In the case of Heirs of Late Reynaldo Magaling v. Peter Ong (G.R. No. 173333, August 13, 2008), the Supreme Court enumerated the instances when the separate personality of a corporation may be set aside, and the corporate officers may be held solidarily liable. To wit:

“It is basic that a corporation is a juridical entity with legal personality separate and distinct from those acting for and in its behalf, and in general, from the people comprising it. The general rule is that obligations incurred by the corporation, acting through its directors, officers and employees, are its sole liabilities, and vice versa.

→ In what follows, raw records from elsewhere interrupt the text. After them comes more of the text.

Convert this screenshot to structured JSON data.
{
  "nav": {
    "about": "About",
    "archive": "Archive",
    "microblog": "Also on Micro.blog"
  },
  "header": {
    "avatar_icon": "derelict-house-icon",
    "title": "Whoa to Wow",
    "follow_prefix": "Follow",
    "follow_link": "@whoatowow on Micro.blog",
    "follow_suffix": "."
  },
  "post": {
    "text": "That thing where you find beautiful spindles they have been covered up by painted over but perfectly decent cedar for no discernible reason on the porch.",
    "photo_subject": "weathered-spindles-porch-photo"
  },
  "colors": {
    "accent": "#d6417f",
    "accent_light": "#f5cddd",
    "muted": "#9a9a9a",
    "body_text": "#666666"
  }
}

There are times, however, when solidary liabilities may be incurred and the veil of corporate fiction may be pierced. Exceptional circumstances warranting such disregard of a separate personality are summarized as follows:

  1. When directors and trustees or, in appropriate case, the officers of a corporation:

(a) vote for or assent to patently unlawful acts of the corporation;

(b) act in bad faith or with gross negligence in directing the corporate affairs;

(c) are guilty of conflict of interest to the prejudice of the corporation, its stockholders or members, and other persons;

  1. When a director or officer has consented to the issuance of watered-down stocks or who, having knowledge thereof, did not forthwith file with the corporate secretary his written objection thereto;
  2. When a director, trustee or officer has contractually agreed or stipulated to hold himself personally and solidarily liable with the corporation; or
  3. When a director, trustee or officer is made, by specific provision of law, personally liable for his corporate action.”